On Monday (as part of a Q and A on the law), I noted the inclusion of the benefit and said it would be part of any plan sold on the exchange.

That turns out not to be the case.

"It's very complex," says Joe Touschner of Georgetown University's Center for Children and Families. He has been tracking implementation of the pediatric dental benefit.

Touschner says the problem is that when Congress wrote the law, the legislators were trying to satisfy two different goals. "On the one hand," he says, "they did make [pediatric dental services] part of the 'essential health benefits package.' "

But at the same time — partly in response to some strong lobbying by providers of dental benefits, Touschner says — Congress also wanted to preserve a market that looked a lot like the one we've had for years. Typically, if you have dental coverage, you get it through an employer and it's offered separately from your health plan. The new exchanges follow roughly that same pattern.

So, some state exchanges offer only stand-alone dental plans. Other states offer stand-alone dental plans, as well as health plans that have children's dental benefits included. (Adult dental benefits always have to be purchased separately — because they're optional, under the law.)

But there's another catch. Or two.

The law contains a loophole, "whereby families can choose not to purchase dental coverage for their children, even though it's part of the 'essential health benefits,' " says Colin Reusch.

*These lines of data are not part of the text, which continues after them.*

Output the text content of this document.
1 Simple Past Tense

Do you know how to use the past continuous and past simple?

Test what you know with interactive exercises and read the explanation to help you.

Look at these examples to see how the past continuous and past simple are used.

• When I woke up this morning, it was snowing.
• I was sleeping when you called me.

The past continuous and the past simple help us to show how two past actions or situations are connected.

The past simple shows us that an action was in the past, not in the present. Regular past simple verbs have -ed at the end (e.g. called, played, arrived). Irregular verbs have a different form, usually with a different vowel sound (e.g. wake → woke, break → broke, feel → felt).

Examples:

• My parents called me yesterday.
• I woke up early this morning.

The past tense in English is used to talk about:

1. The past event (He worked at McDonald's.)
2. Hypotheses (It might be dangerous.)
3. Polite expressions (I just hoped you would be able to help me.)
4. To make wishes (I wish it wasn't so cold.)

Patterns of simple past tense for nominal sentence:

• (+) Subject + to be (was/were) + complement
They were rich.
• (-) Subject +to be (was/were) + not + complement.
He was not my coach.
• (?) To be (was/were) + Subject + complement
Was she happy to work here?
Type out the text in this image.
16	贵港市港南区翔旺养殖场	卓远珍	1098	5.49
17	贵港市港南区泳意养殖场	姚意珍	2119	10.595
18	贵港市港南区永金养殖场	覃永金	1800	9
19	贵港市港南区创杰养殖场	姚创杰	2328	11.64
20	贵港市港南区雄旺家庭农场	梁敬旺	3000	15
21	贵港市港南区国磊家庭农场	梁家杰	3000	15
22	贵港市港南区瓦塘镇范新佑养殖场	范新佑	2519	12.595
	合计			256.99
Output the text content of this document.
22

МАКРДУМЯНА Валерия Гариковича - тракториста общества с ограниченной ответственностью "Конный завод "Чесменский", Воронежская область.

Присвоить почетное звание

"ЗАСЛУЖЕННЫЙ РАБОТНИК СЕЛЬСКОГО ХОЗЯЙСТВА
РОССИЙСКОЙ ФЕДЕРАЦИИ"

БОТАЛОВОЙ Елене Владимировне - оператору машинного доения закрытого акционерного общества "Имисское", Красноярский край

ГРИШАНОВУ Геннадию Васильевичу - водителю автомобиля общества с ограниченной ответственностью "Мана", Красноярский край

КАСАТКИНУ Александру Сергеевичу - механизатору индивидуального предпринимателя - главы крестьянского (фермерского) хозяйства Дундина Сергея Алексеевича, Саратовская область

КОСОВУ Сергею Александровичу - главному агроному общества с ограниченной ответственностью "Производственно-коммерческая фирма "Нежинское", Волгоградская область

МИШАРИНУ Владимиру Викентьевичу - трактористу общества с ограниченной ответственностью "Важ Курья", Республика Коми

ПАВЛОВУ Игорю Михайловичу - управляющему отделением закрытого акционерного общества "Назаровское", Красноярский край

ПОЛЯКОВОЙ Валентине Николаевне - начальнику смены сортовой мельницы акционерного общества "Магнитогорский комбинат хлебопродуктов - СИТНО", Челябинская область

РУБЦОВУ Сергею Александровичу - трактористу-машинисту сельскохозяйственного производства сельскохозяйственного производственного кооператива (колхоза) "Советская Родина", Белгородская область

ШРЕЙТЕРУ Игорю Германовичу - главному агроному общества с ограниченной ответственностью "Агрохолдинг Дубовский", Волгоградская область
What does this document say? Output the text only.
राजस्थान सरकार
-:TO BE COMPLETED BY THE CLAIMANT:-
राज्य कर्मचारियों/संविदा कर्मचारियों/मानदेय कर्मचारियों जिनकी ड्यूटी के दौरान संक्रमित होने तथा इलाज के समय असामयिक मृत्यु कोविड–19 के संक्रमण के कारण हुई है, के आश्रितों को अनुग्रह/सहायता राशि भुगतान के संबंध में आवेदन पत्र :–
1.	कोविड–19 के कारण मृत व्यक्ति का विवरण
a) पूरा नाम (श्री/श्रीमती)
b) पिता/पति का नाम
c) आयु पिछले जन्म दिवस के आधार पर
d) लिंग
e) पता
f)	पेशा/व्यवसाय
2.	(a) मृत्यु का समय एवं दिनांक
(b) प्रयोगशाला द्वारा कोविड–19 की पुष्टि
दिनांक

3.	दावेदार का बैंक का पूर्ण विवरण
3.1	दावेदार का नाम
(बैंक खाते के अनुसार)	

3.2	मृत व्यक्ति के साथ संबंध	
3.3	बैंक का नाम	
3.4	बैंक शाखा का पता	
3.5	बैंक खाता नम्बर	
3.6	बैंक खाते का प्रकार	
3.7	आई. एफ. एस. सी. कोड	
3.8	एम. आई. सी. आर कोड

He's with the Children's Dental Health Project, a nonprofit group based in Washington, D.C.

As Reusch explains it, while the ACA requires that pediatric dental coverage must be offered in each state exchange, families who don't buy it won't be penalized for having substandard coverage.

There's also a disincentive for families to purchase stand-alone coverage for their kids, Reusch says. If a family buys stand-alone dental coverage, they won't get a federal subsidy to help them pay for it. That's true even if they're eligible for help in buying their overall health plan.

"So if that [health] plan doesn't include pediatric dental coverage, then you're getting no subsidy for that dental coverage, period," he says.

Dental coverage can also be downright difficult to find in the exchanges, though a few states make it easy, says Fay Donohue. She's president and chief executive of DentaQuest, a dental benefits company that's offering coverage in about a dozen states.

"In some states, for example — a Maryland or a Massachusetts — you can go onto the exchange and shop just for dental," Donohue says, "and are able to pick a dental plan for yourself that makes sense and is an easy experience."

In other states, she says, "it is extremely difficult, and in others, pretty impossible."

That's not just a problem for the bottom line of dental firms, Donahue says. Unmet oral health needs — particularly those of children — are a serious health problem. It's estimated that 1 in 10 children from low-income families is in pain from untreated dental problems.

"How can you go to school and learn anything when you're in pain?" Donahue asks. "If you care about education, you've got to care about oral health."

That difficulty in finding plans extends to adults, too. Under the health law, any adult who doesn't have dental coverage should, theoretically, be able to just go to the exchange and buy a plan.

But Donohue says that's not always happening, either. "In some [states], you can," she says. "In some, you can only buy dental if you've already purchased a medical. And in some, they're not there at all."

Meanwhile, children's advocates say their first priority is making sure families who do buy stand-alone dental coverage for their kids are getting subsidies if they're eligible.